Jacobs Stephan, Holzhey David, Stein Hubert, Mohr Friedrich W, Falk Volkmar
Department of Cardiac Surgery, Heartcenter, University of Leipzig, Leipzig, Germany.
Ann Thorac Surg. 2007 Nov;84(5):1724-7. doi: 10.1016/j.athoracsur.2007.04.045.
Construction of an endoscopic catheter-guided, bonded anastomosis to facilitate total endoscopic coronary artery bypass.
Total endoscopic coronary artery bypass of the left internal thoracic artery to the left anterior descending coronary artery was performed on the beating heart in six pigs using a telemanipulation system. An angioplasty catheter was advanced through the left internal thoracic artery to stabilize the anastomotic site. The anastomosis was created by applying glue externally to the surrounding tissue of the left internal thoracic artery and the left anterior descending coronary artery while it was kept open by an inflated angioplasty catheter.

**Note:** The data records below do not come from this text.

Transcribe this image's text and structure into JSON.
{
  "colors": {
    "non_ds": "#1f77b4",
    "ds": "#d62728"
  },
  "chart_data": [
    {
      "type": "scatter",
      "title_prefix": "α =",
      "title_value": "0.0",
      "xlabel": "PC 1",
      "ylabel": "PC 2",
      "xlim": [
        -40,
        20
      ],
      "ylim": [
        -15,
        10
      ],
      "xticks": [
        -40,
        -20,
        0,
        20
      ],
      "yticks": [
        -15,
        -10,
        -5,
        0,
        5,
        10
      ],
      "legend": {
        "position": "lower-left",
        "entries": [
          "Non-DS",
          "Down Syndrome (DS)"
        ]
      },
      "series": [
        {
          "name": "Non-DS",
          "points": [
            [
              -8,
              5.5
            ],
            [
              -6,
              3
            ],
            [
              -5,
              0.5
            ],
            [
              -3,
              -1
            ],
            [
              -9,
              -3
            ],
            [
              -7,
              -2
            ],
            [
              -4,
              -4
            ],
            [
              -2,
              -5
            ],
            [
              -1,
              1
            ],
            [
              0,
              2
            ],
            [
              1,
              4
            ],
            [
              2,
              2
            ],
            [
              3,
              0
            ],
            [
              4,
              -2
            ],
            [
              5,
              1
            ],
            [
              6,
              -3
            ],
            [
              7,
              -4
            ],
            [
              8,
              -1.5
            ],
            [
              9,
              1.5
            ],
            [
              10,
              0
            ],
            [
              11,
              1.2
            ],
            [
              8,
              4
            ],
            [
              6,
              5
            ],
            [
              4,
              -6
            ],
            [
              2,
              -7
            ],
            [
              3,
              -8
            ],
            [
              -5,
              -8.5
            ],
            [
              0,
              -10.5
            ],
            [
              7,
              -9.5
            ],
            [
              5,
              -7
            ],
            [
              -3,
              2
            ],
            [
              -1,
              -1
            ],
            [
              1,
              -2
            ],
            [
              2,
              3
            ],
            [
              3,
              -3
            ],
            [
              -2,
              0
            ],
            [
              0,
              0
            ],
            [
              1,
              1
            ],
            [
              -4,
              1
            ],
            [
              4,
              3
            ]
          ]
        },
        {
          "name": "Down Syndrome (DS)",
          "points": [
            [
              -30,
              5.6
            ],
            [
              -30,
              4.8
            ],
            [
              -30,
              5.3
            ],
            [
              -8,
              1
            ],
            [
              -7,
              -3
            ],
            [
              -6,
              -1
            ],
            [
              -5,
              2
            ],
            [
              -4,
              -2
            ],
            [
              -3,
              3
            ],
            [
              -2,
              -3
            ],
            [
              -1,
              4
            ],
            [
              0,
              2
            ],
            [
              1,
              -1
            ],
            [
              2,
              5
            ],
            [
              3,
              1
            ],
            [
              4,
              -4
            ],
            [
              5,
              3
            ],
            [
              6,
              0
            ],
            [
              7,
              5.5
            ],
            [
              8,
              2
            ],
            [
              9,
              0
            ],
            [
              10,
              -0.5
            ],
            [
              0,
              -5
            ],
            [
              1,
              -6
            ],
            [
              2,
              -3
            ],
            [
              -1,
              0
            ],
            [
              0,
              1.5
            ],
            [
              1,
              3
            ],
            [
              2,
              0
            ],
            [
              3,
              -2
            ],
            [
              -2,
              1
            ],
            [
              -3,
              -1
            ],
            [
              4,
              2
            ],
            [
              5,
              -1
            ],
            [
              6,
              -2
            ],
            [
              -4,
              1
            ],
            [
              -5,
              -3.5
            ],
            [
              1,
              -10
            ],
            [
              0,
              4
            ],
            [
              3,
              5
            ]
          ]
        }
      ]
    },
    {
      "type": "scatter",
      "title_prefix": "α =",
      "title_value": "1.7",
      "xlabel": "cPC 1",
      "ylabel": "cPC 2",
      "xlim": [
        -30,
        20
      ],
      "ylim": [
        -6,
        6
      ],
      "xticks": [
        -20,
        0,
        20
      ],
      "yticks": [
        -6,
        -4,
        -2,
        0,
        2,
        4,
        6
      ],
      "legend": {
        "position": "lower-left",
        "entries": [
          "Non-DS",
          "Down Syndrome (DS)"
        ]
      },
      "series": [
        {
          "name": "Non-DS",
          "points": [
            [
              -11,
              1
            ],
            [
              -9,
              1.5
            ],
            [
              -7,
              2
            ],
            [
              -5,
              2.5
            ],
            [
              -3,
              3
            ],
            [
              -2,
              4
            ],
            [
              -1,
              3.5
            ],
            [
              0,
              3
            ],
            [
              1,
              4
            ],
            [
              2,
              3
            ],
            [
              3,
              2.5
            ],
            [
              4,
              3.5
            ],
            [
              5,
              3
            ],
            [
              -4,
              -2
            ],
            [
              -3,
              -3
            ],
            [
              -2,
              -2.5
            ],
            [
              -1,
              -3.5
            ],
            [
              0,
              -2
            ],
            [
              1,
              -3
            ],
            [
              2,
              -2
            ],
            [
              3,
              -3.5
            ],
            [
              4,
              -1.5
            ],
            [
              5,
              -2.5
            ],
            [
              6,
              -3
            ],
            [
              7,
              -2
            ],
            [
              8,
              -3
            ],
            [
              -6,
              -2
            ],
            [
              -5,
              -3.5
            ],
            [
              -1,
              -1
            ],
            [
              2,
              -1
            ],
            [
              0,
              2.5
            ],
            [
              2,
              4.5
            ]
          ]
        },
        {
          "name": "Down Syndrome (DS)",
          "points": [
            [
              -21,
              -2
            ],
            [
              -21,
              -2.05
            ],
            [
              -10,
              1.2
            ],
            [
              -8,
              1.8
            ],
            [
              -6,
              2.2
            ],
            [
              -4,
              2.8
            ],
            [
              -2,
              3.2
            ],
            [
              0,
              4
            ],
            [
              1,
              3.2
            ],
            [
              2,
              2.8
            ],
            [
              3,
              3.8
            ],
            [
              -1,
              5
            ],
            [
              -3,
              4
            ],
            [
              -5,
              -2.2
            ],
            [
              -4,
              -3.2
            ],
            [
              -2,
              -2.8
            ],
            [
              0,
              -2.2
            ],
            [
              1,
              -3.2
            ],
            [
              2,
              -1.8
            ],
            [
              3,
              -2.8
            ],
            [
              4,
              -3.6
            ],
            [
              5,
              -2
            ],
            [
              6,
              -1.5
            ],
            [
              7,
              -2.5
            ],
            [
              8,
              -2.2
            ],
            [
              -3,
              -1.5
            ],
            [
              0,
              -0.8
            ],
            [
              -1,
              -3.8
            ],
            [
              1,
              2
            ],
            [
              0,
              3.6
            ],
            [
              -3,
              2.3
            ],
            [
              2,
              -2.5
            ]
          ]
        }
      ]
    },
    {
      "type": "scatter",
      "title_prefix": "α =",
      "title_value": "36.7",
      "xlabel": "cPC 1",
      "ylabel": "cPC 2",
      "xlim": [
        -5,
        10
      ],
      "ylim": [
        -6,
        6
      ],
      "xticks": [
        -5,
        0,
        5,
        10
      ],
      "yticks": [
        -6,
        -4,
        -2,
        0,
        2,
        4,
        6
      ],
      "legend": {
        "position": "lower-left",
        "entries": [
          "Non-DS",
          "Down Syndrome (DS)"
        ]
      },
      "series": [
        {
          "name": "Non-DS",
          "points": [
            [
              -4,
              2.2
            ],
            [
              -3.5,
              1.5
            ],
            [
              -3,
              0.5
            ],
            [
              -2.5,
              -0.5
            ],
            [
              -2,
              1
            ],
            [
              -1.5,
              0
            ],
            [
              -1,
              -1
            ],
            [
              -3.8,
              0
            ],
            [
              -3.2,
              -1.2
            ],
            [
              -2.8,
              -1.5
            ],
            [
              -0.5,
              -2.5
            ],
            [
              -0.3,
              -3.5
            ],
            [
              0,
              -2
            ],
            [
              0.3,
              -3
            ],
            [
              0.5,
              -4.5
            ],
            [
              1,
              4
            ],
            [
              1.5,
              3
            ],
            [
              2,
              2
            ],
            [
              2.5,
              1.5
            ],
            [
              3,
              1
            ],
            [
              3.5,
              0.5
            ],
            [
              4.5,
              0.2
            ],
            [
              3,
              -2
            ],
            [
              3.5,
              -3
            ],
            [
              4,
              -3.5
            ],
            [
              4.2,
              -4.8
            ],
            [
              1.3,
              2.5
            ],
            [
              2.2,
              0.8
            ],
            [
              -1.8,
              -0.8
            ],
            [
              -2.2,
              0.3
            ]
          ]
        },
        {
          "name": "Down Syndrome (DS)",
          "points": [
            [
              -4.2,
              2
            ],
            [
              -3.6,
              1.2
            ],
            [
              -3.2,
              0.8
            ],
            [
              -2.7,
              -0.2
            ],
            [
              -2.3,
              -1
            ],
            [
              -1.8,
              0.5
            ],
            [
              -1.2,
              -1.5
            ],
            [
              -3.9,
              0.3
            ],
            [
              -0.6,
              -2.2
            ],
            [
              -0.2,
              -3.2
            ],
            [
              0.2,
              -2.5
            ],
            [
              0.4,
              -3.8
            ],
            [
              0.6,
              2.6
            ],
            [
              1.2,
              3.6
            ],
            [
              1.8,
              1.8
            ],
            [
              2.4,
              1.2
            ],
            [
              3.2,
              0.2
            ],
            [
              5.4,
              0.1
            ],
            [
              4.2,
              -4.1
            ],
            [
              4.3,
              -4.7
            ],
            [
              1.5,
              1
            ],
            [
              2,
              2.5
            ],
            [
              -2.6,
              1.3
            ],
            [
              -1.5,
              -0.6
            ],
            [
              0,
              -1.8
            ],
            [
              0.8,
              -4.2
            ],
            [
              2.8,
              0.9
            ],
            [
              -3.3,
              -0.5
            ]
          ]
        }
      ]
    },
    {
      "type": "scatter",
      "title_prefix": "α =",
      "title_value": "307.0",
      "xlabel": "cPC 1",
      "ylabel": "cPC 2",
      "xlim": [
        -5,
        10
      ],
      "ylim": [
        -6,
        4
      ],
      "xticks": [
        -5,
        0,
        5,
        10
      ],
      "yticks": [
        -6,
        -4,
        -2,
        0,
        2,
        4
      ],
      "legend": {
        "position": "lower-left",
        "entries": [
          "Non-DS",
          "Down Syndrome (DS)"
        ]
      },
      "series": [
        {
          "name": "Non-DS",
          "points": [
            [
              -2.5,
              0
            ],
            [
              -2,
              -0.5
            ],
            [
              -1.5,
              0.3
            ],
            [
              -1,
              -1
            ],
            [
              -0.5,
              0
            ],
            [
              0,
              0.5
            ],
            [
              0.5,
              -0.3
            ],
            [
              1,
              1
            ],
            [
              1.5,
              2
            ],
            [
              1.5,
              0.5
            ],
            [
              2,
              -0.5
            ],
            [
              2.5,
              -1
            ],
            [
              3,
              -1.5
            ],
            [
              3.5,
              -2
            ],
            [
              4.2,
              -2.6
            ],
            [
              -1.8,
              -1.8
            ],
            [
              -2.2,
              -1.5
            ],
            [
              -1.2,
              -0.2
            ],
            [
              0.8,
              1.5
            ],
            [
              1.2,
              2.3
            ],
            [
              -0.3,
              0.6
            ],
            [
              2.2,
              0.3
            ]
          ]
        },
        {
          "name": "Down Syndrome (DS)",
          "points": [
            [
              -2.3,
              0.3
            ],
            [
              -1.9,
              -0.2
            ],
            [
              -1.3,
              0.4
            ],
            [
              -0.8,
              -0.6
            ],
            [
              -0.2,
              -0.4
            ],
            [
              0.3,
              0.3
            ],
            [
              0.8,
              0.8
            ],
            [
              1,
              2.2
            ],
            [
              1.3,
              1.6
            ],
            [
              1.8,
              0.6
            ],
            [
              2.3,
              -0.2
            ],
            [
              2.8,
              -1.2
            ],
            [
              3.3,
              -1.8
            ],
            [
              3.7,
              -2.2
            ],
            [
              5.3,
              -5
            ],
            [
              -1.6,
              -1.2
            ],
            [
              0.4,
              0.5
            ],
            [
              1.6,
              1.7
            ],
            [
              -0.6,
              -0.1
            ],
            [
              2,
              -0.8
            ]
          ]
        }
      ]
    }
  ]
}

Angiography and catheter placement at the graft site was performed in 12 minutes (10 to 28 minutes). The anastomotic constructions were easily accomplished in 3.5 minutes (2 to 4.5 minutes). The adverse events that were encountered were anastomotic leakage requiring additional glue and left anterior descending artery dissection due to the guidewire. All except one animal with an open graft and anastomosis survived the procedure. Patency was 5 of 6.
Catheter-based endoscopic bypass grafting is feasible. The combination of robotic technology and this simple technique for anastomotic construction may facilitate beating heart total endoscopic coronary artery bypass.